LockBit asked for a ransom of $80 million, 0.5 percent of Royal Mail’s annual global turnover. Royal Mail retorted that using LockBit’s calculation, a good “starting figure” would be $4 million, based on Royal Mail International’s finances.
At this point in the negotiation LockBit actually acknowledged what it was dealing with. “You are a very clever negotiator,” they wrote, “I appreciate your experience in stalling and bamboozling.”
They might have appreciated it, but they didn’t seem able to do anything about it. By this point in the negotiation, Royal Mail was dictating the timeline: “We will not have anything new to speak about until Monday,” “Please confirm you will wait for their [the board’s] decision on Monday”.
LockBit did as it was told and waited. Finally, the last message from Royal Mail arrived on February 6, 2023. It suggested that the company probably never had any intention of paying. “To be honest with you I have heard that they [the board] might not want to pay you for this,” it said. “In our perspective the files got leaked when you took them from our system, and paying you won’t undo that in any way.”
Ransomware attacks can be devastating, and it’s hard to say that being on the end of one is ever a “win” for the target. However, most experts agree that all you can ever do is reduce the chances an attack will occur and reduce the impact if it does. You can only ever play the hand you’re dealt, and we think given the hand they were playing, Royal Mail’s negotiation came as close to a win as a loss like this ever does.
How to avoid ransomware
- Block common forms of entry. Create a plan for patching vulnerabilities in internet-facing systems quickly; disable or harden remote access like RDP and VPNs; use endpoint security software that can detect exploits and malware used to deliver ransomware.

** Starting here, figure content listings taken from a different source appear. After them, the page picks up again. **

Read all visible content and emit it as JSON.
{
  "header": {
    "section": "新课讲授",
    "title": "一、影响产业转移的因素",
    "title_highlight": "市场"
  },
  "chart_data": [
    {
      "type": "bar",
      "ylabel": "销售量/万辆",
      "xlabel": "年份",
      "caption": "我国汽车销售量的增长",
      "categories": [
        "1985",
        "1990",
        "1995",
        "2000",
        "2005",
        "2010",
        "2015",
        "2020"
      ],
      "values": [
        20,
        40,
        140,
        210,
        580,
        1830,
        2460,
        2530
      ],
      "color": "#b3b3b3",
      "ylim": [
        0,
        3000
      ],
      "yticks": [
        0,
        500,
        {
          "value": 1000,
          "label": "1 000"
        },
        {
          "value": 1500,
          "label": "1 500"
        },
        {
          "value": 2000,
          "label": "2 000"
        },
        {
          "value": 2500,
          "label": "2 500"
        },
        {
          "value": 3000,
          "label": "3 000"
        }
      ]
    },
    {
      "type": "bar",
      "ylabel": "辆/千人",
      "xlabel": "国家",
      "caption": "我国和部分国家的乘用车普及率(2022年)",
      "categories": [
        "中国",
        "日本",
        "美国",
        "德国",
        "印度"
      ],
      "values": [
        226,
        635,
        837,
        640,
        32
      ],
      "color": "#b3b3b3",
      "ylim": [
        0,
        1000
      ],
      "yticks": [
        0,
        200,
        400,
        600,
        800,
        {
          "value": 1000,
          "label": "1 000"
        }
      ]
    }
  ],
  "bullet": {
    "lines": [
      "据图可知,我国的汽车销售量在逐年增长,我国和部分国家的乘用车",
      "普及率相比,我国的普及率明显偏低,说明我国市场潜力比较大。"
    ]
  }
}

- Detect intrusions. Make it harder for intruders to operate inside your organization by segmenting networks and assigning access rights prudently. Use EDR or MDR to detect unusual activity before an attack occurs.
- Stop malicious encryption. Deploy Endpoint Detection and Response software like Malwarebytes EDR that uses multiple different detection techniques to identify ransomware.
- Create offsite, offline backups. Keep backups offsite and offline, beyond the reach of attackers. Test them regularly to make sure you can restore essential business functions swiftly.
- Write an incident response plan. The period after a ransomware attack can be chaotic. Make a plan that outlines how you’ll isolate an outbreak, communicate with stakeholders, and restore your systems.